What is the relationship between the Bank of Japan’s interest rate hike and the weak/strong yen?
The keyword this time is “policy interest rate,” which is the interest rate at which the Bank of Japan, Japan’s central bank, accepts money from banks. On July 31, the Bank of Japan decided to raise its short-term interest rate target, which had been between 0% and 0.1%, to 0.25% as of August 1.
Hideyuki Araki, a senior researcher at the Resona Institute of Research, said, “This is coming sooner than we thought.” Araki’s view was that the Bank of Japan would raise interest rates only after it had determined that prices and wages were in a virtuous cycle and that real wages were at least in the positive.
At a press conference, Bank of Japan Governor Kazuo Ueda commented that he recognized the impact of the weak yen on prices as a major risk and that this was one of the reasons for the policy decision. In other words, the continued weakening of the yen appears to be the background to the interest rate hike. Governor Ueda also stated that if the economy and prices move as expected, interest rates will continue to be raised.

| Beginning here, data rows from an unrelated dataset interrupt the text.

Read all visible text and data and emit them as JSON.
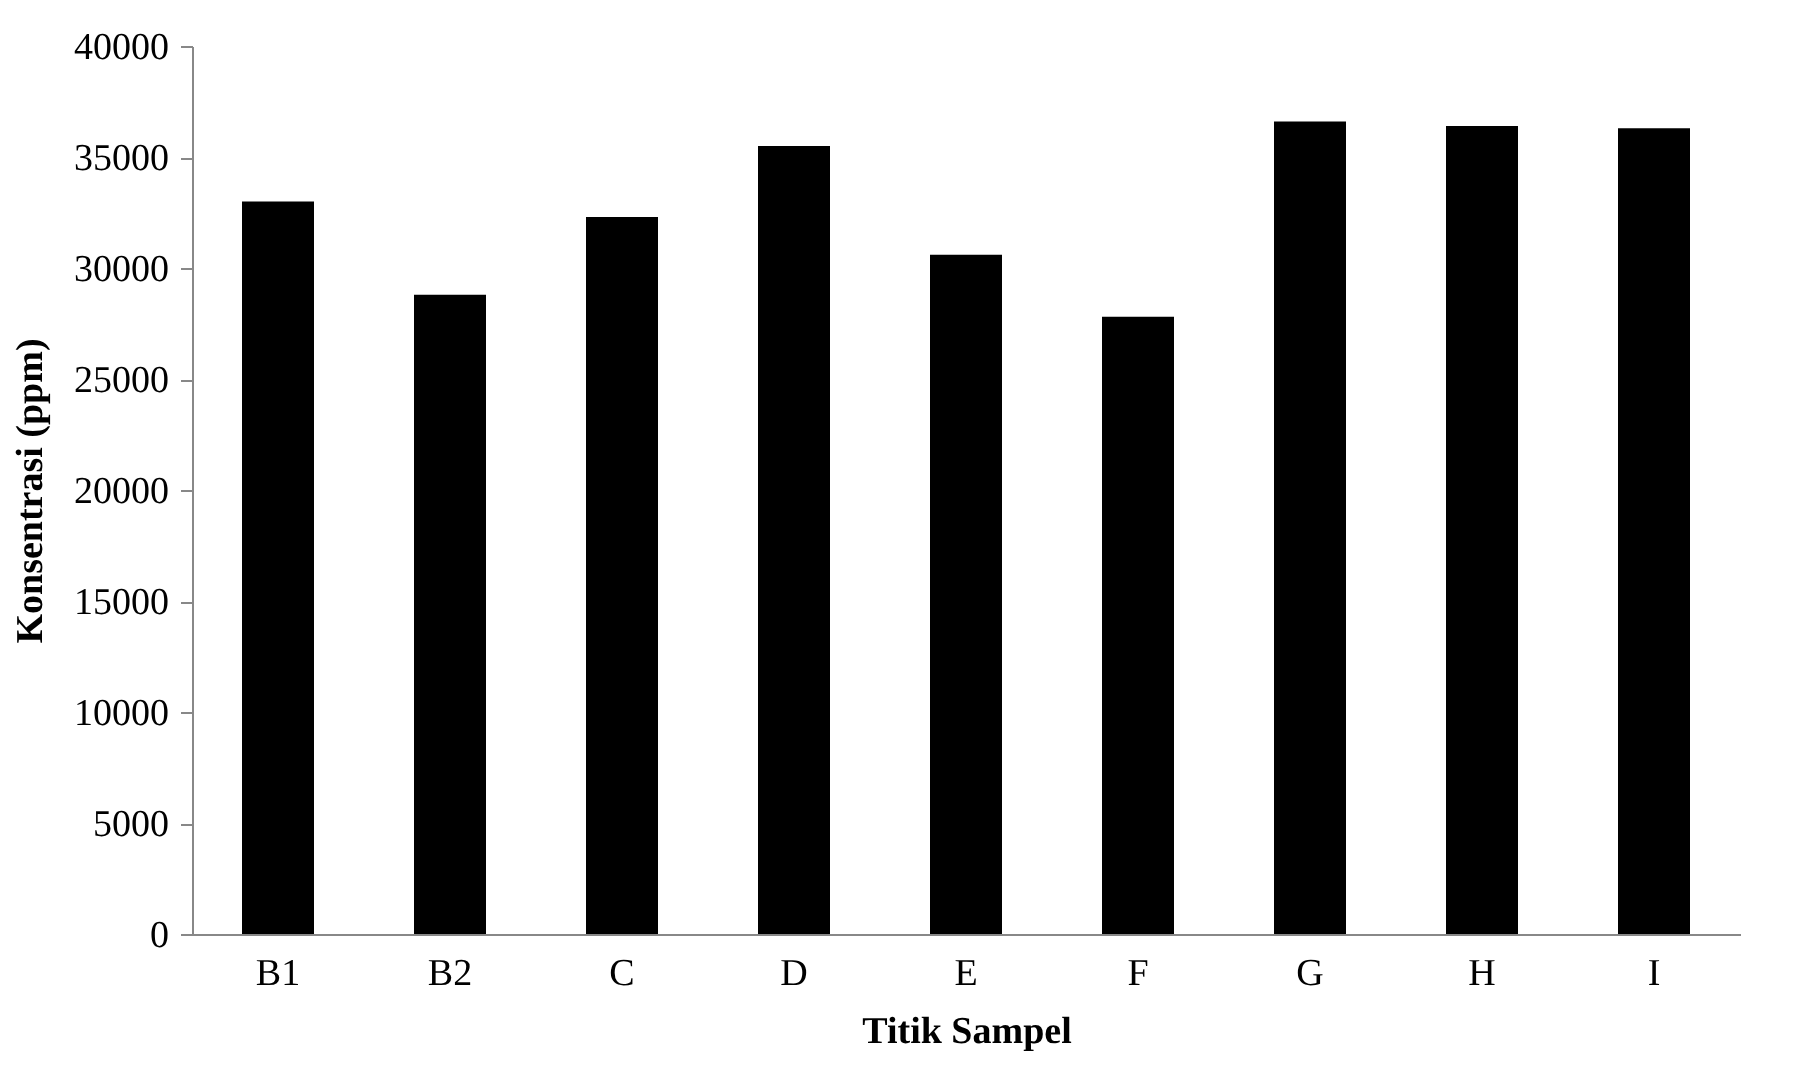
{
  "chart_data": {
    "type": "bar",
    "xlabel": "Titik Sampel",
    "ylabel": "Konsentrasi (ppm)",
    "categories": [
      "B1",
      "B2",
      "C",
      "D",
      "E",
      "F",
      "G",
      "H",
      "I"
    ],
    "values": [
      33000,
      28800,
      32300,
      35500,
      30600,
      27800,
      36600,
      36400,
      36300
    ],
    "color": "#000000",
    "ylim": [
      0,
      40000
    ],
    "yticks": [
      0,
      5000,
      10000,
      15000,
      20000,
      25000,
      30000,
      35000,
      40000
    ],
    "grid": false
  }
}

When it comes to the relationship between the Bank of Japan’s interest rate hikes and the yen’s depreciation and appreciation, the “interest rate differential between Japan and the United States” is said to be one of the reasons for the yen’s depreciation. Looking at the trends in the policy interest rates (upper limit) of Japan and the United States, in January 2022, there was not much difference between the policy interest rates of the United States and Japan. Since then, the Federal Reserve, the central bank of the United States, has been steadily raising interest rates, and there is now a large interest rate gap of 5.5% in the United States and 0.1% in Japan. As a result, it is more profitable to deposit money in an American bank than in a Japanese bank, and more profitable to invest in the United States than in Japan, so the dollar becomes stronger and the yen becomes less attractive. In other words, if Japan’s interest rates are lower than those of other countries, there will be a stronger movement to invest abroad, which will be one of the factors behind the depreciation of the yen.